The one at right, called "Bildnis einer Rothautigen" in German, becomes even more enigmatic translated to English. The catalog from the Scottish National Gallery of Art in Edinburgh, where the painting is currently on exhibit, calls it "Portrait of a Woman with Red Skin," while the Edinburgh curator came up with "Portrait of a Redskin." Perhaps both are correct. Ambiguity is grist to art's mill anyway.
One never feels that a Klee has exactly arrived at a final state. It is more a thing of opening-up and of hinting at possibility. On the one hand, it is evidence of the process of its making. This process or structuring is not in the least a secret. On the other hand, Klee's signs and marks, colors and lines, movements and spaces have an uncanny way of jumping into a secret world of imagination and oddly powerful feelings.
This small painting belongs to the remarkable Brgi Collection from Bern, Switzerland.

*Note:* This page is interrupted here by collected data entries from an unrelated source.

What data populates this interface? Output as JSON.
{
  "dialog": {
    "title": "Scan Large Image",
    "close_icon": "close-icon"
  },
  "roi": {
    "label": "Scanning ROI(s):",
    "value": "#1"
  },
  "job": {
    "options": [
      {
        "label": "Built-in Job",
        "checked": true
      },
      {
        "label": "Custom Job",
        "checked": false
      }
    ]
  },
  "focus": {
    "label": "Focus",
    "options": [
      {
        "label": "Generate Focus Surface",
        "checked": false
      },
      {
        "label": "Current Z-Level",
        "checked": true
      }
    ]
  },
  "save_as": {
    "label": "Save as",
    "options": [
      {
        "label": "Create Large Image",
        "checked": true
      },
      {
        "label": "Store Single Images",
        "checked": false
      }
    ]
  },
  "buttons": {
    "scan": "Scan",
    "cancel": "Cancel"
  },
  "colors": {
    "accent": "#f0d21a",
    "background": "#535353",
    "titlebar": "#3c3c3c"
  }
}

At about 130 works, it is second only in size, as a private collection, to that held by Klee's family. "The Private Klee" was seen first in Bern, then Hamburg. It is in Edinburgh until Oct. 22.
The collection spans Klee's career and seems comprehensive - though Klee was vastly prolific. Estimates suggest a total of about 9,000 works. He worked continuously, even managing to paint, as this watercolor proves, after being drafted into the Army during World War I. He believed that war was utterly senseless, and was saved from combat by assignment to a clerical post. His art certainly reflects his quiet inner life at this time, and has none of the expressionist ferocity of some of his contemporaries' works.